Sundazed's Mono Byrds Reissues: Start Here

Apparently, the inclusion of the nostalgic Goffin/King song “Goin’ Back,” and the rejection of Crosby’s icky threesome song “Triad,” (which found its way onto The Jefferson Airplane’s superb Crown of Creation) caused him to split. The story goes that the horse on the cover represents Crosby, but if it's really a parting shot, why show the head instead of the tail?

So the lineup here is McGuinn, Hillman and Clarke, with Gene Clark long gone. Despite the decimated lineup, the trio (with Jim Gordon drumming in the studio) produced one of the great albums in The Byrds’ catalog, thanks in part to Brian Wilson cohort Gary Usher, who helped create a “Pepperland”-like sonic landscape to compliment the often dreamy,experimental music.

Beginning with the distant, phasey horns on the meth-rush tune “Artificial Energy,” the album charts an ethereal, sound-effects laden course through collapsing, and expanding spatial fields, while returning to familiar sounds on more traditional fare like the Top 40-ish “Goin’ Back,” and the pedal steel sprinkled countrified “Wasn’t Born to Follow.” Yet even those tunes are showered with ear-catching studio shimmer.

The jazz that so heavily influenced earlier Byrds albums is here too in the cadence of the Jefferson Airplane influenced “Tribal Gathering” and the rhythmic rolling waves of “Get To You,” which, juxtaposed with pedal steel creates a dazzling hybrid that hasn’t lost any of its allure almost 40 years later.

You’d think the complex arrangements would benefit from a stereo spread, yet hearing this reissue of the ultra-rare mono mix demonstrates the opposite. Even if you’ve lived with this album (in stereo) for the past 38 years as I have, you will hear new, previously buried elements along with some startling mix revisions that merely change where the accents fall, but even those profoundly affect the feel of familiar songs.
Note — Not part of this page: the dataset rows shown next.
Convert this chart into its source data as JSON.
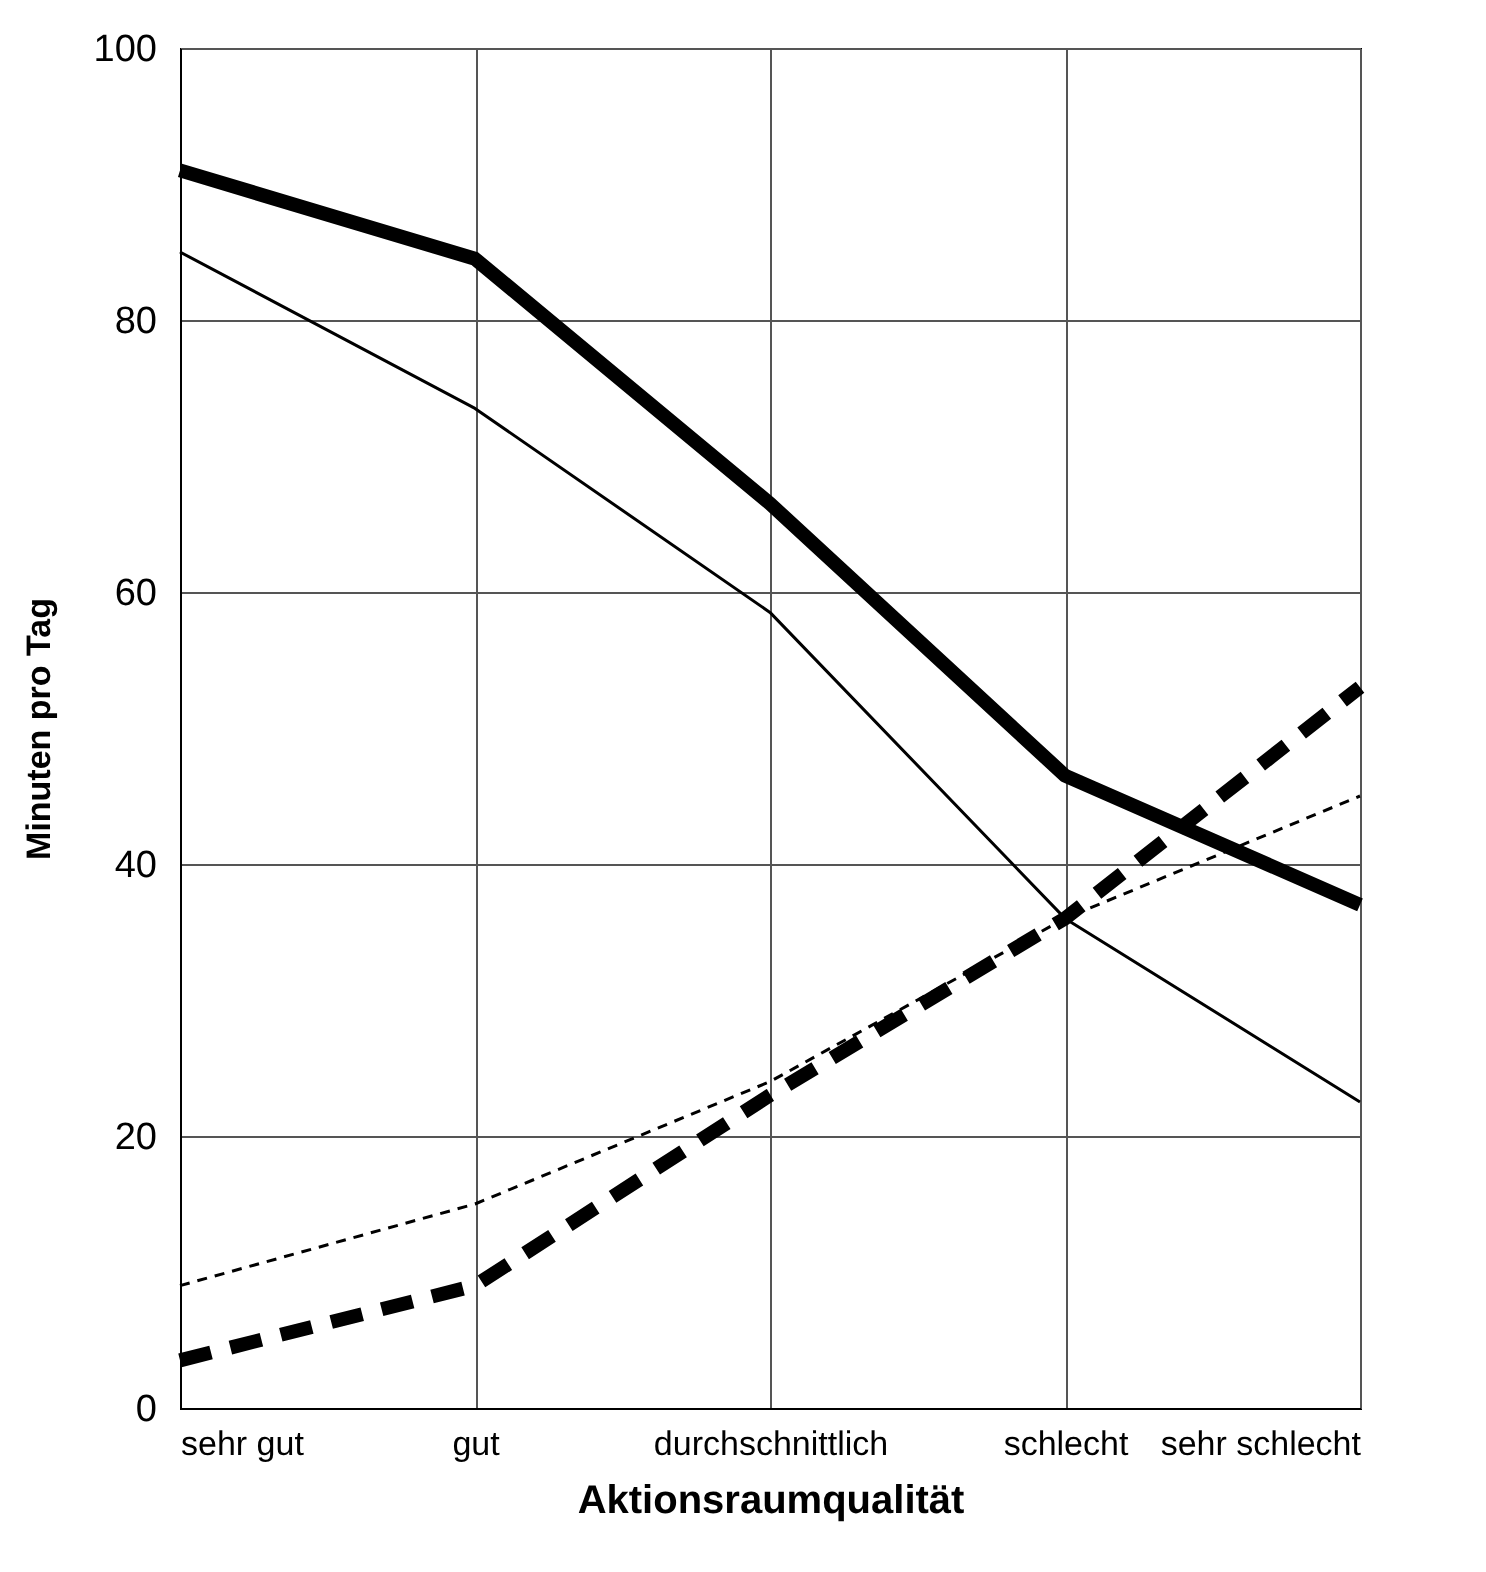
{
  "chart_data": {
    "type": "line",
    "xlabel": "Aktionsraumqualität",
    "ylabel": "Minuten pro Tag",
    "categories": [
      "sehr gut",
      "gut",
      "durchschnittlich",
      "schlecht",
      "sehr schlecht"
    ],
    "series": [
      {
        "color": "#000000",
        "line_style": "solid",
        "values": [
          91,
          84.5,
          66.5,
          46.5,
          37
        ]
      },
      {
        "color": "#000000",
        "line_style": "solid",
        "values": [
          85,
          73.5,
          58.5,
          36,
          22.5
        ]
      },
      {
        "color": "#000000",
        "line_style": "dashed",
        "values": [
          9,
          15,
          24,
          36,
          45
        ]
      },
      {
        "color": "#000000",
        "line_style": "dashed",
        "values": [
          3.5,
          9,
          23,
          36,
          53
        ]
      }
    ],
    "ylim": [
      0,
      100
    ],
    "yticks": [
      0,
      20,
      40,
      60,
      80,
      100
    ],
    "grid": true,
    "marker": "none"
  }
}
Perhaps because of the “limitations” of mono and perhaps because of thoughts of airplay, the mono mixes are models of spatial and instrumental clarity. Textures muddied in stereo, waft through the single channel mixdown with ultra-clarity, revealing the deft hand of the producer in bringing elements to the front of the stage and then slowly pushing them back.
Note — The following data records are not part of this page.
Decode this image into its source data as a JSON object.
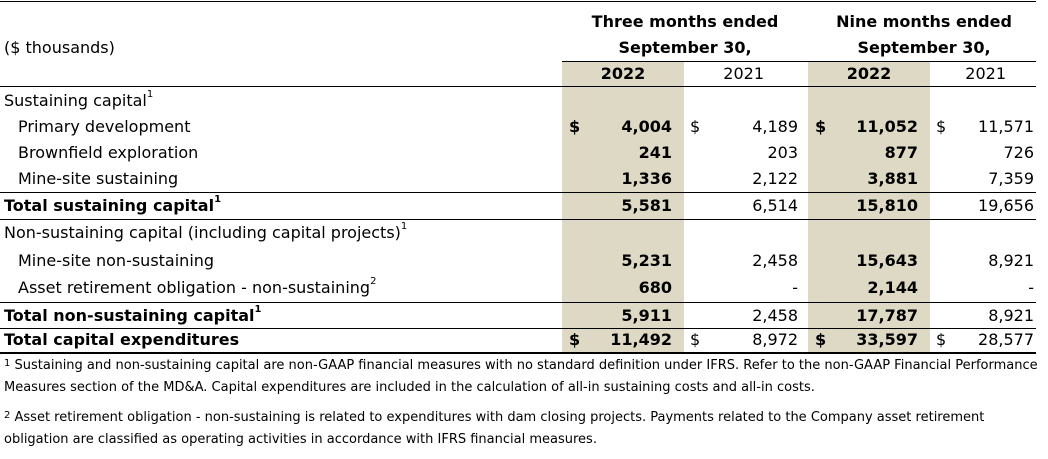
{
  "header": {
    "units_label": "($ thousands)",
    "three_months_line1": "Three months ended",
    "three_months_line2": "September 30,",
    "nine_months_line1": "Nine months ended",
    "nine_months_line2": "September 30,",
    "year_2022": "2022",
    "year_2021": "2021"
  },
  "rows": [
    {
      "label": "Sustaining capital",
      "sup": "1",
      "style": "section"
    },
    {
      "label": "Primary development",
      "style": "indent",
      "q22_cur": "$",
      "q22": "4,004",
      "q21_cur": "$",
      "q21": "4,189",
      "n22_cur": "$",
      "n22": "11,052",
      "n21_cur": "$",
      "n21": "11,571"
    },
    {
      "label": "Brownfield exploration",
      "style": "indent",
      "q22": "241",
      "q21": "203",
      "n22": "877",
      "n21": "726"
    },
    {
      "label": "Mine-site sustaining",
      "style": "indent",
      "q22": "1,336",
      "q21": "2,122",
      "n22": "3,881",
      "n21": "7,359"
    },
    {
      "label": "Total sustaining capital",
      "sup": "1",
      "style": "total",
      "q22": "5,581",
      "q21": "6,514",
      "n22": "15,810",
      "n21": "19,656"
    },
    {
      "label": "Non-sustaining capital (including capital projects)",
      "sup": "1",
      "style": "section"
    },
    {
      "label": "Mine-site non-sustaining",
      "style": "indent",
      "q22": "5,231",
      "q21": "2,458",
      "n22": "15,643",
      "n21": "8,921"
    },
    {
      "label": "Asset retirement obligation - non-sustaining",
      "sup": "2",
      "style": "indent",
      "q22": "680",
      "q21": "-",
      "n22": "2,144",
      "n21": "-"
    },
    {
      "label": "Total non-sustaining capital",
      "sup": "1",
      "style": "total",
      "q22": "5,911",
      "q21": "2,458",
      "n22": "17,787",
      "n21": "8,921"
    },
    {
      "label": "Total capital expenditures",
      "style": "total",
      "q22_cur": "$",
      "q22": "11,492",
      "q21_cur": "$",
      "q21": "8,972",
      "n22_cur": "$",
      "n22": "33,597",
      "n21_cur": "$",
      "n21": "28,577"
    }
  ],
  "footnotes": {
    "fn1_mark": "1",
    "fn1_text": "Sustaining and non-sustaining capital are non-GAAP financial measures with no standard definition under IFRS. Refer to the non-GAAP Financial Performance Measures section of the MD&A. Capital expenditures are included in the calculation of all-in sustaining costs and all-in costs.",
    "fn2_mark": "2",
    "fn2_text": "Asset retirement obligation - non-sustaining is related to expenditures with dam closing projects. Payments related to the Company asset retirement obligation are classified as operating activities in accordance with IFRS financial measures."
  },
  "colors": {
    "highlight": "#ddd9c4",
    "rule": "#000000"
  }
}
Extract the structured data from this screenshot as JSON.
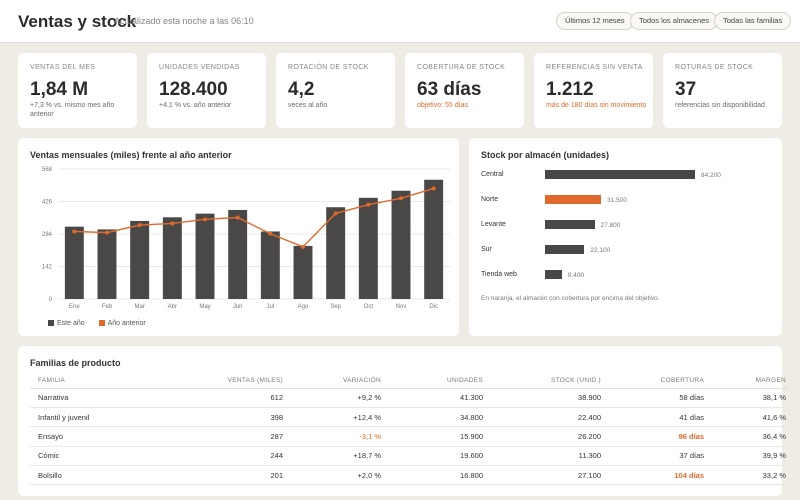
{
  "header": {
    "title": "Ventas y stock",
    "subtitle": "Actualizado esta noche a las 06:10",
    "filters": [
      "Últimos 12 meses",
      "Todos los almacenes",
      "Todas las familias"
    ]
  },
  "kpis": [
    {
      "label": "Ventas del mes",
      "value": "1,84 M",
      "note": "+7,3 % vs. mismo mes año anterior",
      "note_alert": false
    },
    {
      "label": "Unidades vendidas",
      "value": "128.400",
      "note": "+4,1 % vs. año anterior",
      "note_alert": false
    },
    {
      "label": "Rotación de stock",
      "value": "4,2",
      "note": "veces al año",
      "note_alert": false
    },
    {
      "label": "Cobertura de stock",
      "value": "63 días",
      "note": "objetivo: 55 días",
      "note_alert": true
    },
    {
      "label": "Referencias sin venta",
      "value": "1.212",
      "note": "más de 180 días sin movimiento",
      "note_alert": true
    },
    {
      "label": "Roturas de stock",
      "value": "37",
      "note": "referencias sin disponibilidad",
      "note_alert": false
    }
  ],
  "colors": {
    "bar": "#4a4847",
    "accent": "#e06a2c",
    "grid": "#e6e2dc"
  },
  "sales_chart": {
    "title": "Ventas mensuales (miles) frente al año anterior",
    "legend": [
      "Este año",
      "Año anterior"
    ]
  },
  "chart_data": {
    "type": "bar",
    "categories": [
      "Ene",
      "Feb",
      "Mar",
      "Abr",
      "May",
      "Jun",
      "Jul",
      "Ago",
      "Sep",
      "Oct",
      "Nov",
      "Dic"
    ],
    "series": [
      {
        "name": "Este año",
        "type": "bar",
        "values": [
          316,
          304,
          341,
          357,
          373,
          389,
          295,
          232,
          401,
          442,
          473,
          521
        ]
      },
      {
        "name": "Año anterior",
        "type": "line",
        "values": [
          295,
          290,
          323,
          330,
          348,
          356,
          285,
          228,
          374,
          412,
          440,
          483
        ]
      }
    ],
    "yticks": [
      0,
      142,
      284,
      426,
      568
    ],
    "ylim": [
      0,
      568
    ],
    "grid": true,
    "legend_position": "bottom-left"
  },
  "warehouses": {
    "title": "Stock por almacén (unidades)",
    "items": [
      {
        "name": "Central",
        "value": 84200,
        "label": "84.200",
        "highlight": false
      },
      {
        "name": "Norte",
        "value": 31500,
        "label": "31.500",
        "highlight": true
      },
      {
        "name": "Levante",
        "value": 27800,
        "label": "27.800",
        "highlight": false
      },
      {
        "name": "Sur",
        "value": 22100,
        "label": "22.100",
        "highlight": false
      },
      {
        "name": "Tienda web",
        "value": 9400,
        "label": "9.400",
        "highlight": false
      }
    ],
    "note": "En naranja, el almacén con cobertura por encima del objetivo."
  },
  "families": {
    "title": "Familias de producto",
    "columns": [
      "Familia",
      "Ventas (miles)",
      "Variación",
      "Unidades",
      "Stock (unid.)",
      "Cobertura",
      "Margen"
    ],
    "rows": [
      {
        "familia": "Narrativa",
        "ventas": "612",
        "variacion": "+9,2 %",
        "unidades": "41.300",
        "stock": "38.900",
        "cobertura": "58 días",
        "margen": "38,1 %",
        "variacion_alert": false,
        "cobertura_alert": false
      },
      {
        "familia": "Infantil y juvenil",
        "ventas": "398",
        "variacion": "+12,4 %",
        "unidades": "34.800",
        "stock": "22.400",
        "cobertura": "41 días",
        "margen": "41,6 %",
        "variacion_alert": false,
        "cobertura_alert": false
      },
      {
        "familia": "Ensayo",
        "ventas": "287",
        "variacion": "-3,1 %",
        "unidades": "15.900",
        "stock": "26.200",
        "cobertura": "96 días",
        "margen": "36,4 %",
        "variacion_alert": true,
        "cobertura_alert": true
      },
      {
        "familia": "Cómic",
        "ventas": "244",
        "variacion": "+18,7 %",
        "unidades": "19.600",
        "stock": "11.300",
        "cobertura": "37 días",
        "margen": "39,9 %",
        "variacion_alert": false,
        "cobertura_alert": false
      },
      {
        "familia": "Bolsillo",
        "ventas": "201",
        "variacion": "+2,0 %",
        "unidades": "16.800",
        "stock": "27.100",
        "cobertura": "104 días",
        "margen": "33,2 %",
        "variacion_alert": false,
        "cobertura_alert": true
      }
    ]
  }
}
Consider the chilly, surreal “Draft Morning,” so resonant today: you’ll hear guitar and mandolin parts with new clarity and discover added power and importance in the textures of Hillman’s bass line in driving forward the song’s alienated feel.

This album captures the rolling, surreal, earthquake-prone emotional terrain of 1968 as well as any album I can think of from that time, and hearing for the first time on this mono mix the illuminated dark crevices hidden in the indistinct stereo mix, floods the mind with non-musical memories of that time.
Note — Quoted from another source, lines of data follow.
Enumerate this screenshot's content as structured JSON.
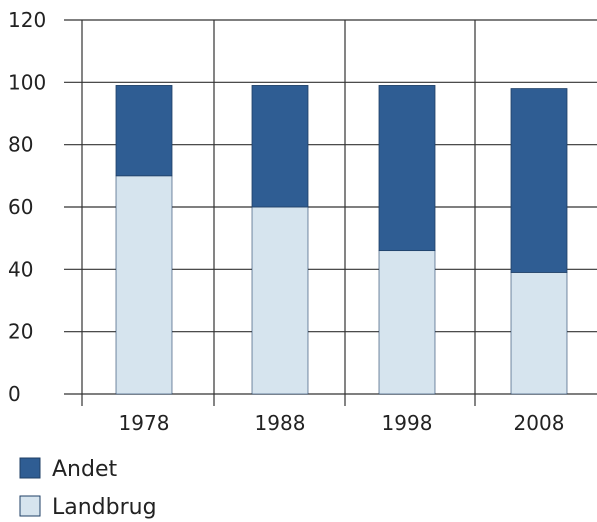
{
  "chart_data": {
    "type": "bar",
    "stacked": true,
    "categories": [
      "1978",
      "1988",
      "1998",
      "2008"
    ],
    "series": [
      {
        "name": "Landbrug",
        "values": [
          70,
          60,
          46,
          39
        ],
        "color": "#d6e4ee"
      },
      {
        "name": "Andet",
        "values": [
          29,
          39,
          53,
          59
        ],
        "color": "#2f5d93"
      }
    ],
    "yticks": [
      "0",
      "20",
      "40",
      "60",
      "80",
      "100",
      "120"
    ],
    "ylim": [
      0,
      120
    ],
    "grid": true,
    "legend_position": "bottom-left",
    "title": "",
    "xlabel": "",
    "ylabel": ""
  }
}
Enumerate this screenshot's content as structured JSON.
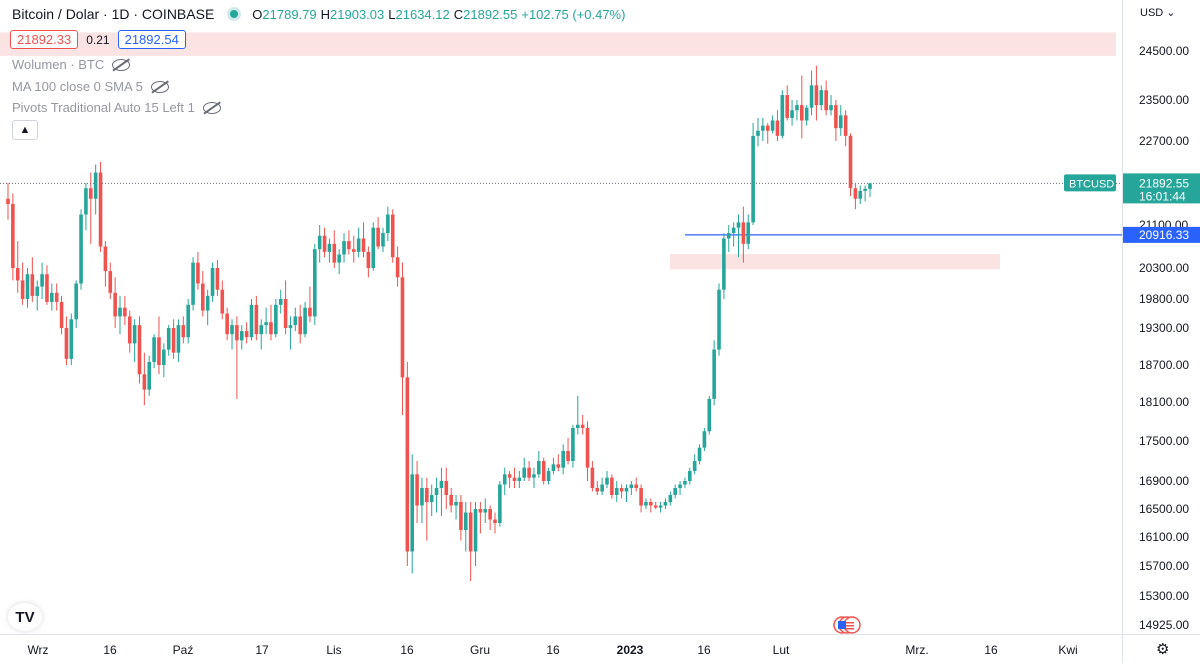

One caution: because the mix was intended for a single mono speaker (and perhaps because it was designed to be “radio friendly”), when you play it on a pair of speakers, you are doubling the high frequency energy (you are doubling everything of course but you'll probably first hear the HF energy). If you don’t turn the volume down somewhat from normal levels, you’ll find the mix somewhat hard and bright. This is true for any mono record played on a "stereo" of course, not just Sundazed's.

Of all the recent Sundazed Byrds mono reissues, this is by far, the most essential, and the one to start with. Once absorbed I bet Byrdmaniax will have to have them all.